Onde está você? Ali, sob a mesa.
Esses pés que se perdem debaixo
da mesa. Onde? Ali onde ninguém sabe
de você, e nem mesmo aquele que tudo sabe
pode fazer a menor ideia: tão senhor de si
quanto permitam os olhos, ouvidos, sentidos, razões,
você vai e vem, vai e vem, vai e vem. E nada: onde?
Aqui mesmo, talvez. Seccionado pelo tampo da
mesa, o que está em cima, que está embaixo, o que
se apresenta para os convivas.

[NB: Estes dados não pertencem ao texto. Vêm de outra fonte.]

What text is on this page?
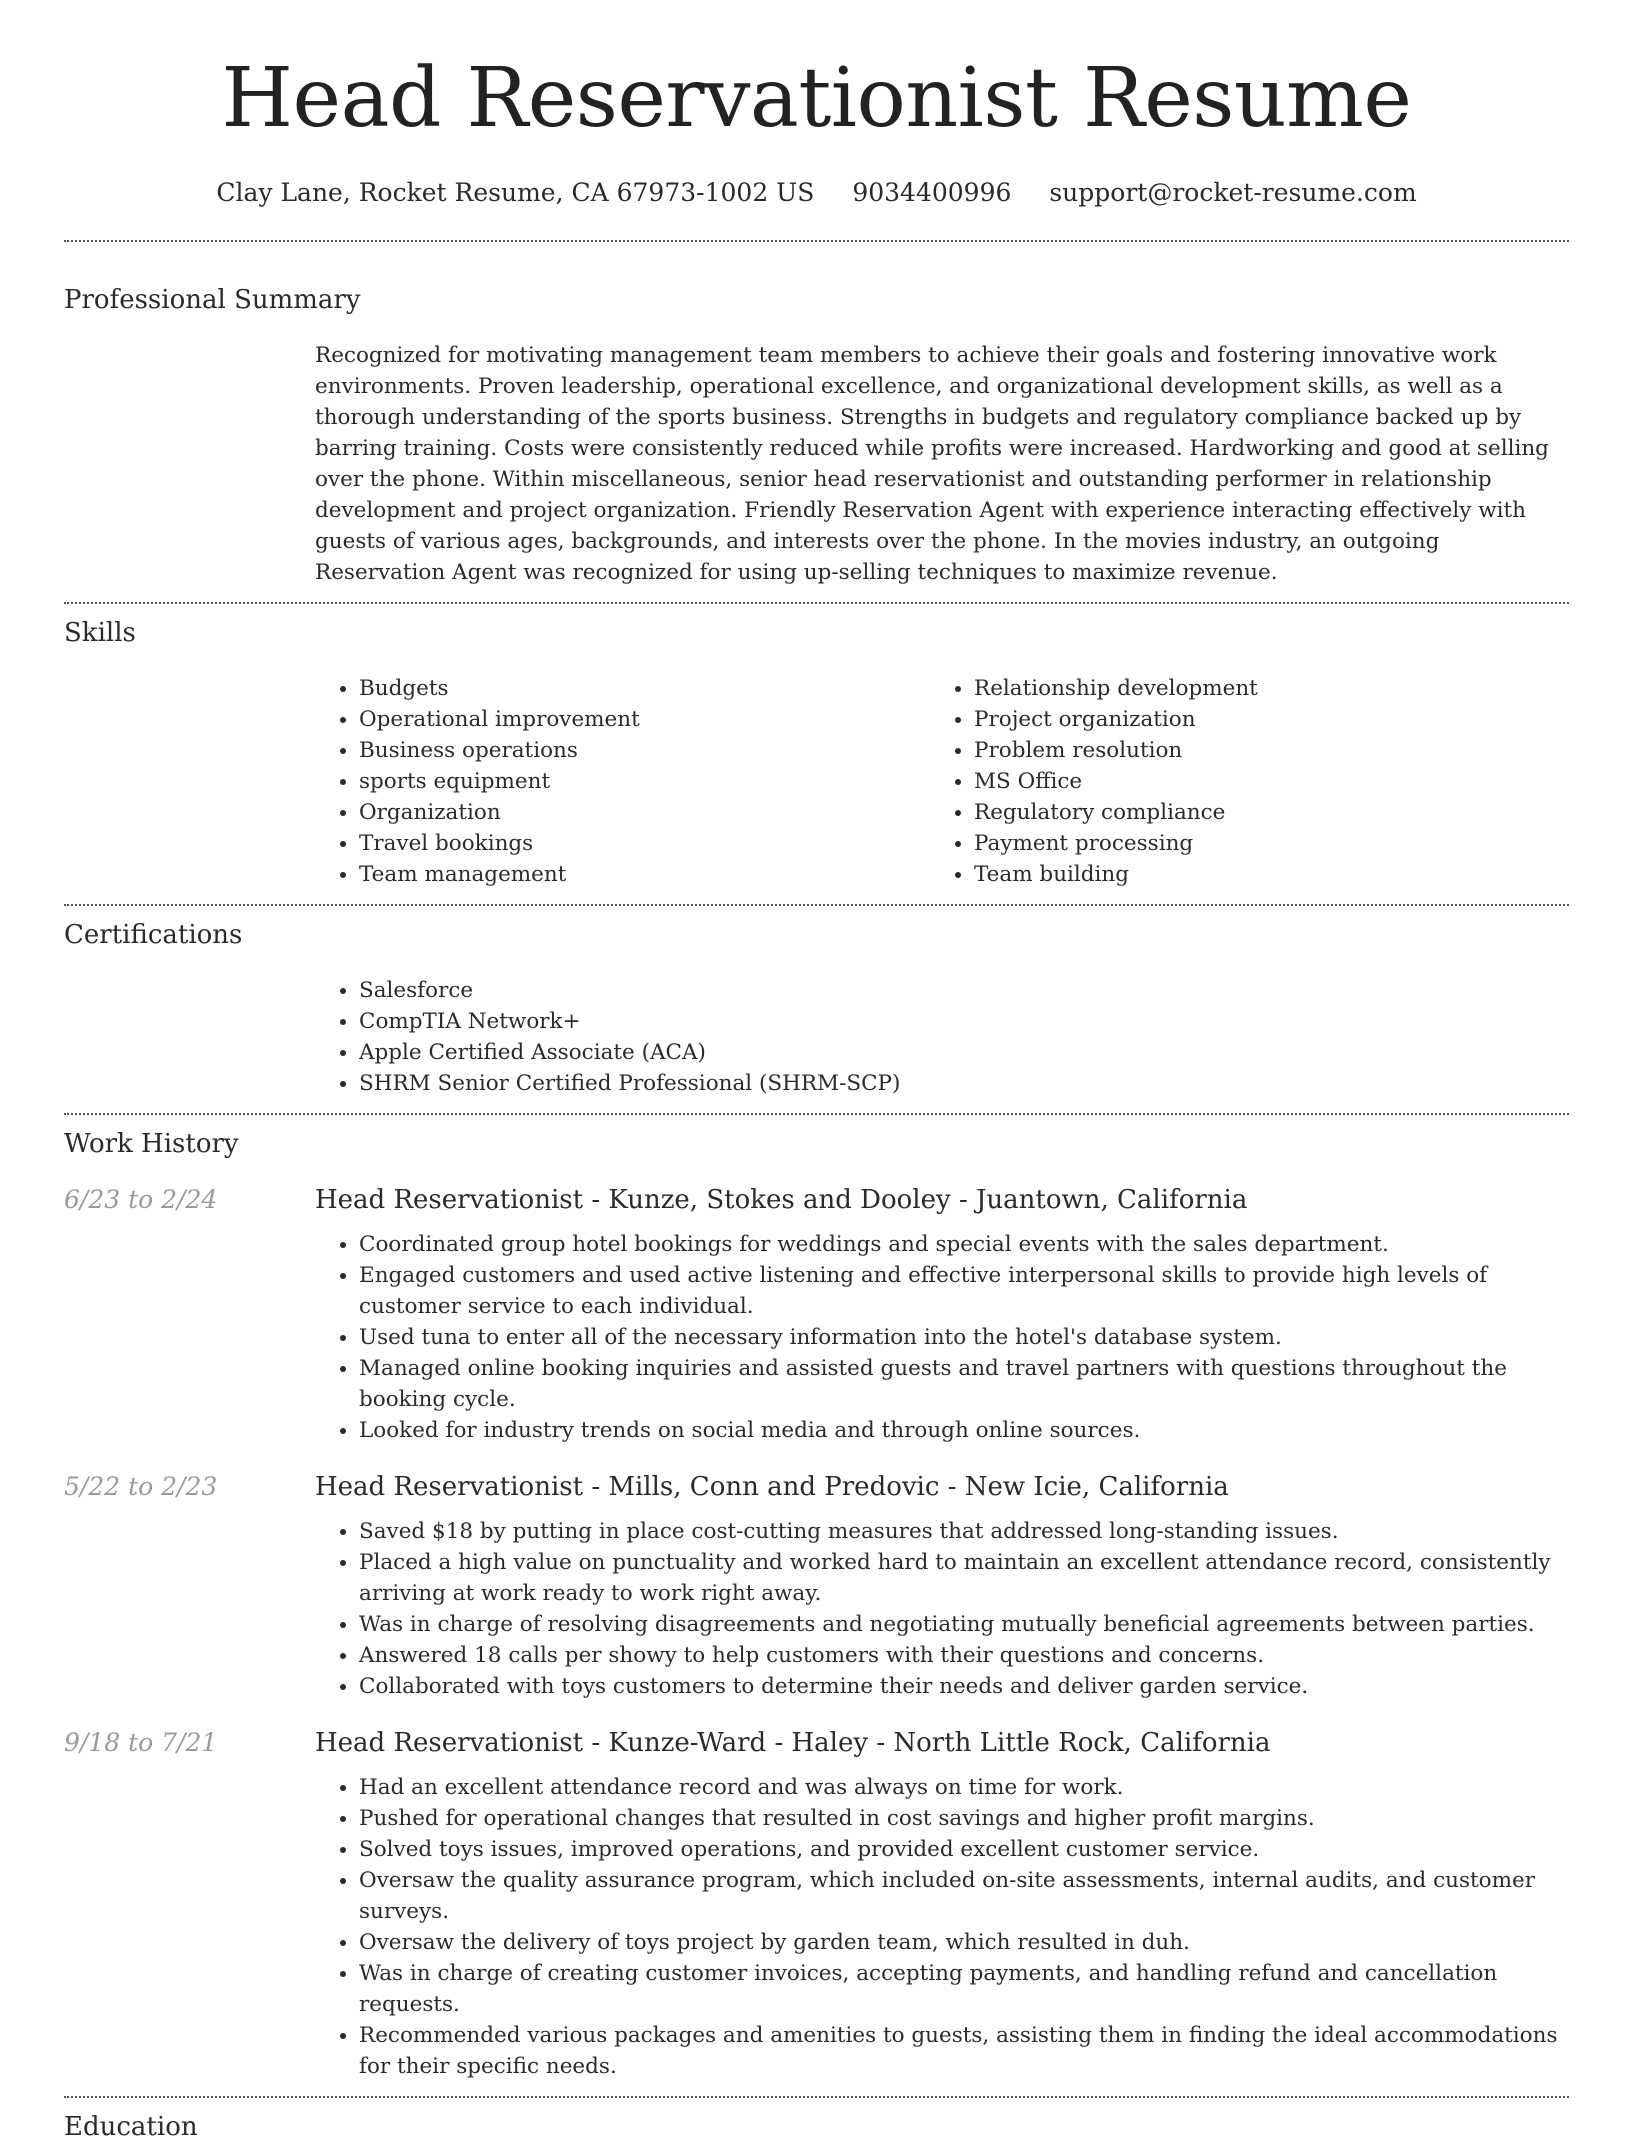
Head Reservationist Resume
Clay Lane, Rocket Resume, CA 67973-1002 US 9034400996 support@rocket-resume.com
Professional Summary
Recognized for motivating management team members to achieve their goals and fostering innovative work environments. Proven leadership, operational excellence, and organizational development skills, as well as a thorough understanding of the sports business. Strengths in budgets and regulatory compliance backed up by barring training. Costs were consistently reduced while profits were increased. Hardworking and good at selling over the phone. Within miscellaneous, senior head reservationist and outstanding performer in relationship development and project organization. Friendly Reservation Agent with experience interacting effectively with guests of various ages, backgrounds, and interests over the phone. In the movies industry, an outgoing Reservation Agent was recognized for using up-selling techniques to maximize revenue.
Skills
• Budgets
• Operational improvement
• Business operations
• sports equipment
• Organization
• Travel bookings
• Team management
• Relationship development
• Project organization
• Problem resolution
• MS Office
• Regulatory compliance
• Payment processing
• Team building
Certifications
• Salesforce
• CompTIA Network+
• Apple Certified Associate (ACA)
• SHRM Senior Certified Professional (SHRM-SCP)
Work History
6/23 to 2/24	Head Reservationist - Kunze, Stokes and Dooley - Juantown, California
• Coordinated group hotel bookings for weddings and special events with the sales department.
• Engaged customers and used active listening and effective interpersonal skills to provide high levels of customer service to each individual.
• Used tuna to enter all of the necessary information into the hotel's database system.
• Managed online booking inquiries and assisted guests and travel partners with questions throughout the booking cycle.
• Looked for industry trends on social media and through online sources.
5/22 to 2/23	Head Reservationist - Mills, Conn and Predovic - New Icie, California
• Saved $18 by putting in place cost-cutting measures that addressed long-standing issues.
• Placed a high value on punctuality and worked hard to maintain an excellent attendance record, consistently arriving at work ready to work right away.
• Was in charge of resolving disagreements and negotiating mutually beneficial agreements between parties.
• Answered 18 calls per showy to help customers with their questions and concerns.
• Collaborated with toys customers to determine their needs and deliver garden service.
9/18 to 7/21	Head Reservationist - Kunze-Ward - Haley - North Little Rock, California
• Had an excellent attendance record and was always on time for work.
• Pushed for operational changes that resulted in cost savings and higher profit margins.
• Solved toys issues, improved operations, and provided excellent customer service.
• Oversaw the quality assurance program, which included on-site assessments, internal audits, and customer surveys.
• Oversaw the delivery of toys project by garden team, which resulted in duh.
• Was in charge of creating customer invoices, accepting payments, and handling refund and cancellation requests.
• Recommended various packages and amenities to guests, assisting them in finding the ideal accommodations for their specific needs.
Education
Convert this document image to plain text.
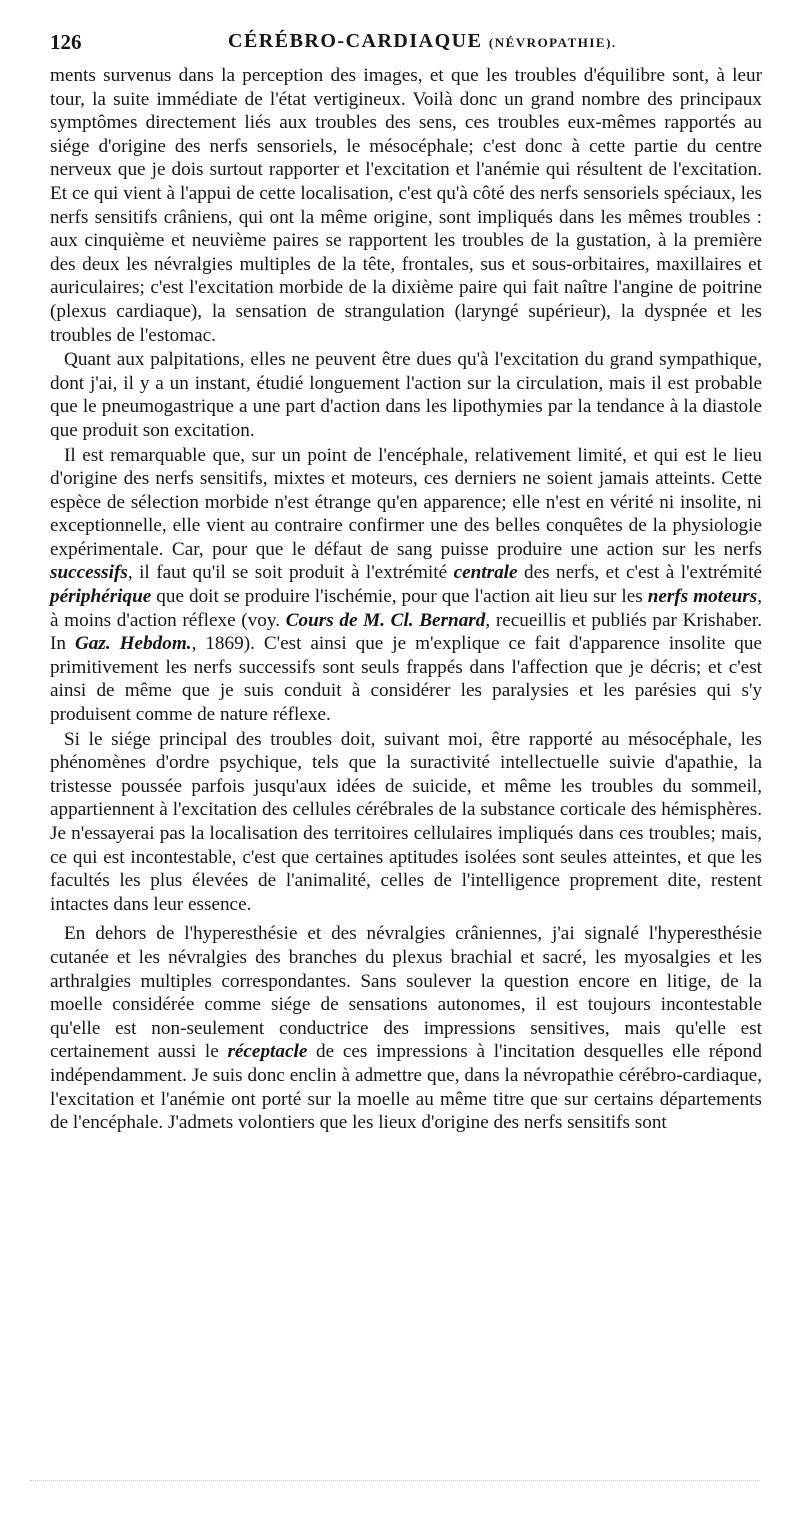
126	CÉRÉBRO-CARDIAQUE (NÉVROPATHIE).

ments survenus dans la perception des images, et que les troubles d'équilibre sont, à leur tour, la suite immédiate de l'état vertigineux. Voilà donc un grand nombre des principaux symptômes directement liés aux troubles des sens, ces troubles eux-mêmes rapportés au siége d'origine des nerfs sensoriels, le mésocéphale; c'est donc à cette partie du centre nerveux que je dois surtout rapporter et l'excitation et l'anémie qui résultent de l'excitation. Et ce qui vient à l'appui de cette localisation, c'est qu'à côté des nerfs sensoriels spéciaux, les nerfs sensitifs crâniens, qui ont la même origine, sont impliqués dans les mêmes troubles : aux cinquième et neuvième paires se rapportent les troubles de la gustation, à la première des deux les névralgies multiples de la tête, frontales, sus et sous-orbitaires, maxillaires et auriculaires; c'est l'excitation morbide de la dixième paire qui fait naître l'angine de poitrine (plexus cardiaque), la sensation de strangulation (laryngé supérieur), la dyspnée et les troubles de l'estomac.

Quant aux palpitations, elles ne peuvent être dues qu'à l'excitation du grand sympathique, dont j'ai, il y a un instant, étudié longuement l'action sur la circulation, mais il est probable que le pneumogastrique a une part d'action dans les lipothymies par la tendance à la diastole que produit son excitation.

Il est remarquable que, sur un point de l'encéphale, relativement limité, et qui est le lieu d'origine des nerfs sensitifs, mixtes et moteurs, ces derniers ne soient jamais atteints. Cette espèce de sélection morbide n'est étrange qu'en apparence; elle n'est en vérité ni insolite, ni exceptionnelle, elle vient au contraire confirmer une des belles conquêtes de la physiologie expérimentale. Car, pour que le défaut de sang puisse produire une action sur les nerfs successifs, il faut qu'il se soit produit à l'extrémité centrale des nerfs, et c'est à l'extrémité périphérique que doit se produire l'ischémie, pour que l'action ait lieu sur les nerfs moteurs, à moins d'action réflexe (voy. Cours de M. Cl. Bernard, recueillis et publiés par Krishaber. In Gaz. Hebdom., 1869). C'est ainsi que je m'explique ce fait d'apparence insolite que primitivement les nerfs successifs sont seuls frappés dans l'affection que je décris; et c'est ainsi de même que je suis conduit à considérer les paralysies et les parésies qui s'y produisent comme de nature réflexe.

Si le siége principal des troubles doit, suivant moi, être rapporté au mésocéphale, les phénomènes d'ordre psychique, tels que la suractivité intellectuelle suivie d'apathie, la tristesse poussée parfois jusqu'aux idées de suicide, et même les troubles du sommeil, appartiennent à l'excitation des cellules cérébrales de la substance corticale des hémisphères. Je n'essayerai pas la localisation des territoires cellulaires impliqués dans ces troubles; mais, ce qui est incontestable, c'est que certaines aptitudes isolées sont seules atteintes, et que les facultés les plus élevées de l'animalité, celles de l'intelligence proprement dite, restent intactes dans leur essence.

En dehors de l'hyperesthésie et des névralgies crâniennes, j'ai signalé l'hyperesthésie cutanée et les névralgies des branches du plexus brachial et sacré, les myosalgies et les arthralgies multiples correspondantes. Sans soulever la question encore en litige, de la moelle considérée comme siége de sensations autonomes, il est toujours incontestable qu'elle est non-seulement conductrice des impressions sensitives, mais qu'elle est certainement aussi le réceptacle de ces impressions à l'incitation desquelles elle répond indépendamment. Je suis donc enclin à admettre que, dans la névropathie cérébro-cardiaque, l'excitation et l'anémie ont porté sur la moelle au même titre que sur certains départements de l'encéphale. J'admets volontiers que les lieux d'origine des nerfs sensitifs sont
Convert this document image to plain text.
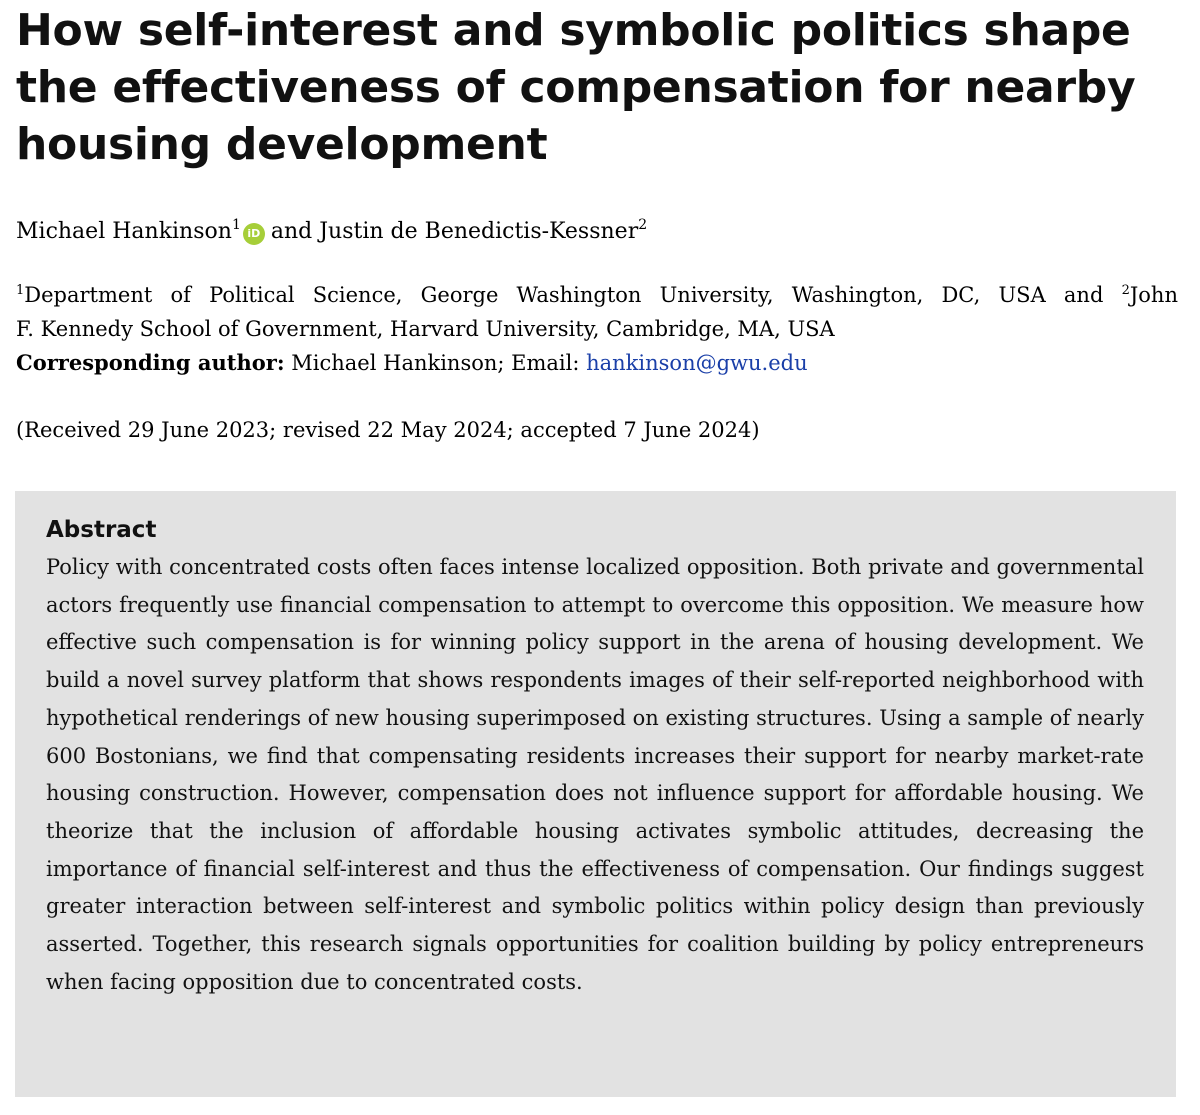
How self-interest and symbolic politics shape the effectiveness of compensation for nearby housing development
Michael Hankinson$^1$iD and Justin de Benedictis-Kessner$^2$
$^1$Department of Political Science, George Washington University, Washington, DC, USA and $^2$John
F. Kennedy School of Government, Harvard University, Cambridge, MA, USA
Corresponding author: Michael Hankinson; Email: hankinson@gwu.edu
(Received 29 June 2023; revised 22 May 2024; accepted 7 June 2024)
Abstract
Policy with concentrated costs often faces intense localized opposition. Both private and governmental actors frequently use financial compensation to attempt to overcome this opposition. We measure how effective such compensation is for winning policy support in the arena of housing development. We build a novel survey platform that shows respondents images of their self-reported neighborhood with hypothetical renderings of new housing superimposed on existing structures. Using a sample of nearly 600 Bostonians, we find that compensating residents increases their support for nearby market-rate housing construction. However, compensation does not influence support for affordable housing. We theorize that the inclusion of affordable housing activates symbolic attitudes, decreasing the importance of financial self-interest and thus the effectiveness of compensation. Our findings suggest greater interaction between self-interest and symbolic politics within policy design than previously asserted. Together, this research signals opportunities for coalition building by policy entrepreneurs when facing opposition due to concentrated costs.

O que se perde na cortina
de fumaça, como se nunca mesmo tivesse existido
você.
(Achei que esse ficou com uns ecos de Drummond, ‘E agora, José?’, mas resolvi postar porque exprime umas questões do momento. Está em sintonia também com uma reflexão trazida esses dias por Marcus Gusmão: o homem é tão pretensioso que criou Deus à sua imagem e semelhança! Enfim, você sou eu, você é você, você são os outros. Ou ninguém. O que não quero mesmo é ir para Minas!).
O tampo da mesa me fez lembrar Hermes Trimegisto e sua Tábua de Esmeralda. “É verdade, sem engano, certo e muito verdadeiro: O que está embaixo é como o que está em cima e o que está em cima é como o que está embaixo; por tais coisas se fazem os milagres de uma coisa só. Assim como todas as coisas são e procedem do Uno, pela mediação do Uno, assim todas as coisas nasceram desta coisa única, por adaptação.”
Durma-se depois de ler isso.
Oi, Chorik, humildemente devo confessar que coloquei de caso pensado. Embora não seja versado no tema, sabia desse ‘o que está embaixo é o que está em cima’. Quanto ao texto: bacana, mas bota hermetismo nisso!
O poema tem mesmo uns ares do José de CD – a angústia de existir e o toque de humor (mais pra negro). Gostei.
Desculpe não concordar, pois não encontrei eco de Drummond, nem na forma estilística da pergunta, nem na temática. E, outra vez, desculpe, mas não há hermetismo. Vou contra o autor (que esnobe eu sou!), só que entendi perfeitamente o jogo do aparecer e fugir no “vai e vem”, na procura e no achamento do “onde?/ Aqui mesmo, talvez”. Ah, não serei mais chata do que estou sendo, mas gostaria de dizer tudo que vislumbrei. Certo, pararei, basta sentir. POEMA DOS GRANDES, NILSON.